A la date du 28 février huit sur neuf de ces importateurs étaient en règle par rapport au calendrier. Mais le succès sera de courte durée pour certains opérateurs économiques qui, au lieu de destiner le sucre importé à la consommation nationale pour laquelle l’Etat a consenti des facilités par respect pour les citoyens pendant la période du ramadan, ont préféré organisé une crapuleuse rétention de leurs marchandises en les stockant tout simplement dans des magasins en attendant de les mettre sur le marché au moment où les prix redeviendront plus intéressants. On sait que grâce à cette opération de jumelage (achats et enlèvement du sucre de Sukala-SA et importations), le prix du sucre au kilogramme ne devait pas dépasser les 600 F CFA sur le marché national.
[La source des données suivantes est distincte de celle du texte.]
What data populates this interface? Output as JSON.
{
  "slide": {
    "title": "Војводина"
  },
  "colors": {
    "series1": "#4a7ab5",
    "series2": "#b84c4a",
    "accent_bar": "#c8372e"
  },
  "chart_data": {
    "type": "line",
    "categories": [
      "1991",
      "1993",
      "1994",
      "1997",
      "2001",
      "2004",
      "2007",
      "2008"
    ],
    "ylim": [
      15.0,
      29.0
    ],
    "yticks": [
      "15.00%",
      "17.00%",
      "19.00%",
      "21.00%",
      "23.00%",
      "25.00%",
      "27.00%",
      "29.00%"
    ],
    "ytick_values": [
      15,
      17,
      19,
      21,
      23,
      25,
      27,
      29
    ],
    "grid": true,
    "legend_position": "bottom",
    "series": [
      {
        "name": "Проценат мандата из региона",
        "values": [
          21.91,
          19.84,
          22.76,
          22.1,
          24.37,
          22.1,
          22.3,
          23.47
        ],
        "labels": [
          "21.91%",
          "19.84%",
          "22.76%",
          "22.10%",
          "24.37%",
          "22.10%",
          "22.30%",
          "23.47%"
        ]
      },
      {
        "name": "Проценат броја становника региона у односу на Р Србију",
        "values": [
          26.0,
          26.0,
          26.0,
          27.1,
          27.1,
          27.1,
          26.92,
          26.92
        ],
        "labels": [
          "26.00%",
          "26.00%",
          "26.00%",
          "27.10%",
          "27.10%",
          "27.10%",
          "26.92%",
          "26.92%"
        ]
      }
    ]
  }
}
Et la réalité est qu’aujourd’hui il frôle la barre de 750 à 800 F CFA dans certains pays voisins. Les colossaux efforts consentis par les autorités de l’Etat pour le bonheur des consommateurs ont été tout simplement appréciés humainement et moralement hors de nos frontières. Ce qui met bien évidence la cupidité criminelle de nos opérateurs économiques nationaux.
Selon nos informations, suite à une inspection faite par des services compétentes du ministère de l’Industrie et du Commerce, d’importantes quantités de sucre importé sous le régime de « l’opération de jumelage » dorment dans des magasins de presque tous les bénéficiaires de l’opération, à l’exception d’un, alors le prix de la précieuse denrée ne cesse de grimper. Cette rétention n’a nul autre motif que de revendre le produit plus cher.
Informé de la situation, le chef de l’Etat, Amadou Toumani Touré, aurait ordonné des sanctions à l’encontre desdits opérateurs qui se sont individuellement engagement devant Dieu et les hommes de mettre à la disposition des consommateurs les quantités de sucre importé au prix contractuel de 550 F CFA le kilogramme. Le constat est que de nos jours ces mêmes quantités se vendent au prix de 650 F CFA sur certains marchés du district de Bamako. Autant dire que les pauvres, l’écrasante majorité de nos concitoyens qui n’ont pas un dollar ( moins de 500 F cfa actuellement) par jour, doivent se résigner à faire leur deuil du sucre. De cela, les organisations de défense des consommateurs ne pipent mot. Mais là n’est pas le plus révoltant. Ce qui est attendu, c’est le comportement des plus hautes autorités de la République face au vol organisé contre l’ensemble des citoyens. En effet, la question qui se pose est de savoir si les menaces de sanctions se traduiront en actes concrets quand on sait que de nombreuses menaces du genre se sont avérées sans effets sur les mêmes opérateurs économiques. Et puis, il est inscrit désormais sur tous les murs du Mali que l’impunité est le gage certain et la règle d’or de la bonne gouvernance.